The trade winds that blow over the southern Caribbean Sea, amplified by the Caribbean low-level jet generate northward Ekman transport. The intensity of the trade winds varies per season (the image of the Seasonal differences shows the WUZ b) and c) in December and d) and e) in February) and explains the variation in upwelling and the measured differences in SST that are mentioned above. The driving forces of the Ekman transport is wind-stress or "τ" (wind stress on the seasurface). The driving winds are divided in multiple areas; East of 68°W has relative stable wind speeds (>6 m $s^-1$), and slightly lower during August–November (4 – 6 m $s^-1$).

The direction of the wind is generally parallel to the southern Caribbean Sea margin. However, between May and October the EUZ has more along shore winds that are ~1.7° varying from the along-shore direction and during November until April the direction is more onshore within ±12°. In the WUZ the wind is more offshore in the majority of the year approximately -14°. This changes during October–November when winds are aligned with the shoreline ~0.2°. These wind directions produce the northward wind curl and thus offshore Ekman transport that are favourable year round for the SCUS.

=== Chlorophyll-a ===
Chlorophyll a is used to see the productivity of phytoplankton and therefore zooplankton. Amounts of chlorophyll-a increase with higher nutrient concentrations that are found in upwelled water and can therefore be used as a proxy for upwelling systems. Within the SCUS there are strong correlations between the SST and Chlorophyll-a. These show a Chlorophyll-a maximum in December and April and a shorter maximum between June and July further confirming the upwelling of nutrient rich water.

== Biological impact ==
As mentioned in the Chlorophyll-a section, nutrient concentrations that come with the water from the SUW have a strong positive impact on the phytoplankton productivity. It is estimated that up to 95% of the small pelagic biomass is the southern Caribbean sea is sustained by the primary production that comes with these upwelled waters.

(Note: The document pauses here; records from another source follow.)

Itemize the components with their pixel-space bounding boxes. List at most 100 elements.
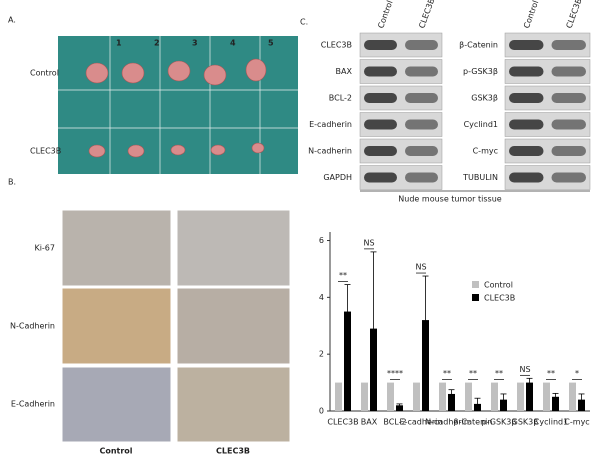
legend-label: CLEC3B [484, 294, 515, 303]
bar [344, 311, 351, 411]
band [405, 146, 438, 156]
x-tick-label: Cyclind1 [534, 418, 568, 427]
band [509, 93, 544, 103]
row-label: E-Cadherin [11, 400, 55, 409]
column-label: Control [99, 447, 132, 456]
significance: NS [363, 238, 374, 247]
bar [543, 382, 550, 411]
band [405, 66, 438, 77]
ruler-number: 4 [230, 39, 236, 48]
row-label: Control [30, 69, 59, 78]
x-tick-label: BCL-2 [383, 418, 406, 427]
ruler-number: 3 [192, 39, 198, 48]
x-tick-label: GSK3β [512, 418, 539, 427]
significance: **** [387, 369, 403, 378]
row-label: Ki-67 [34, 244, 55, 253]
band [551, 66, 586, 77]
band [364, 40, 397, 50]
band [405, 119, 438, 130]
blot-label: p-GSK3β [463, 67, 498, 76]
bar [422, 320, 429, 411]
ihc-images [61, 209, 291, 443]
significance: * [575, 369, 579, 378]
bar [448, 393, 455, 411]
row-label: N-Cadherin [10, 322, 55, 331]
bar [526, 382, 533, 411]
legend-swatch [472, 281, 479, 288]
bar [517, 382, 524, 411]
band [364, 172, 397, 183]
y-tick-label: 0 [319, 407, 324, 416]
band [509, 172, 544, 183]
blot-label: BCL-2 [329, 94, 352, 103]
band [551, 40, 586, 50]
band [551, 172, 586, 183]
column-label: CLEC3B [216, 447, 250, 456]
band [364, 93, 397, 103]
significance: ** [339, 271, 347, 280]
band [364, 66, 397, 77]
significance: ** [495, 369, 503, 378]
band [509, 40, 544, 50]
ruler-number: 1 [116, 39, 122, 48]
band [551, 119, 586, 130]
y-tick-label: 2 [319, 350, 324, 359]
tumors [85, 58, 267, 158]
row-label: CLEC3B [30, 147, 61, 156]
legend-label: Control [484, 281, 513, 290]
significance: NS [415, 263, 426, 272]
band [405, 40, 438, 50]
band [509, 119, 544, 130]
blot-label: GAPDH [323, 173, 352, 182]
blot-label: BAX [336, 67, 353, 76]
blot-label: E-cadherin [309, 120, 352, 129]
x-tick-label: CLEC3B [327, 418, 358, 427]
panel-label: A. [8, 16, 16, 25]
y-tick-label: 4 [319, 293, 324, 302]
band [509, 146, 544, 156]
blot-label: C-myc [473, 147, 498, 156]
band [551, 93, 586, 103]
bar [491, 382, 498, 411]
bar [361, 382, 368, 411]
ruler-number: 5 [268, 39, 274, 48]
x-tick-label: N-cadherin [425, 418, 469, 427]
x-tick-label: BAX [361, 418, 378, 427]
significance: ** [547, 369, 555, 378]
band [405, 172, 438, 183]
bar [439, 382, 446, 411]
blot-label: TUBULIN [462, 173, 498, 182]
panel-label: C. [300, 18, 308, 27]
significance: ** [469, 369, 477, 378]
band [364, 119, 397, 130]
bar [552, 396, 559, 411]
y-tick-label: 6 [319, 236, 324, 245]
bar [413, 382, 420, 411]
band [405, 93, 438, 103]
x-tick-label: p-GSK3β [482, 418, 517, 427]
bar [396, 405, 403, 411]
legend-swatch [472, 294, 479, 301]
x-tick-label: C-myc [564, 418, 589, 427]
blot-label: CLEC3B [321, 41, 352, 50]
bar [387, 382, 394, 411]
column-label: Control [522, 0, 540, 30]
blot-label: GSK3β [471, 94, 498, 103]
band [551, 146, 586, 156]
significance: ** [443, 369, 451, 378]
blot-label: β-Catenin [459, 41, 498, 50]
column-label: CLEC3B [417, 0, 436, 30]
bar [569, 382, 576, 411]
band [509, 66, 544, 77]
ruler-number: 2 [154, 39, 160, 48]
blot-label: Cyclind1 [464, 120, 498, 129]
significance: NS [519, 365, 530, 374]
band [364, 146, 397, 156]
panel-label: B. [8, 178, 16, 187]
column-label: CLEC3B [565, 0, 584, 30]
caption: Nude mouse tumor tissue [398, 195, 501, 204]
x-tick-label: β-Catenin [454, 418, 493, 427]
bar [465, 382, 472, 411]
column-label: Control [376, 0, 394, 30]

In the EUZ there is a four time higher amount of small pelagic biomass compared to the WUZ. This difference is contributed to the prolonged duration of the upwelling. The water in the EUZ has a SST < 26°C for 8.5 months and the WUZ for 6.9. In addition to that, the EUZ has a wider continental shelf. Upwelling over wide and shallow continental shelves can generate resuspension and transport of essential microelements from the benthic boundary layer to the surface.

== The Caribbean low-level jet (CLLJ) ==
The CLLJ has a core in the western basin (70°W - 80°W, 15°N) and maximum horizontal wind speeds of up to 16 m/s that tops in July and February. The Caribbean low-level jet is an amplification of the large-scale circulation of the North Atlantic subtropical high (NASH). The NASH interacts closely with the trade winds and therefor connects the CLLJ with the tradewinds.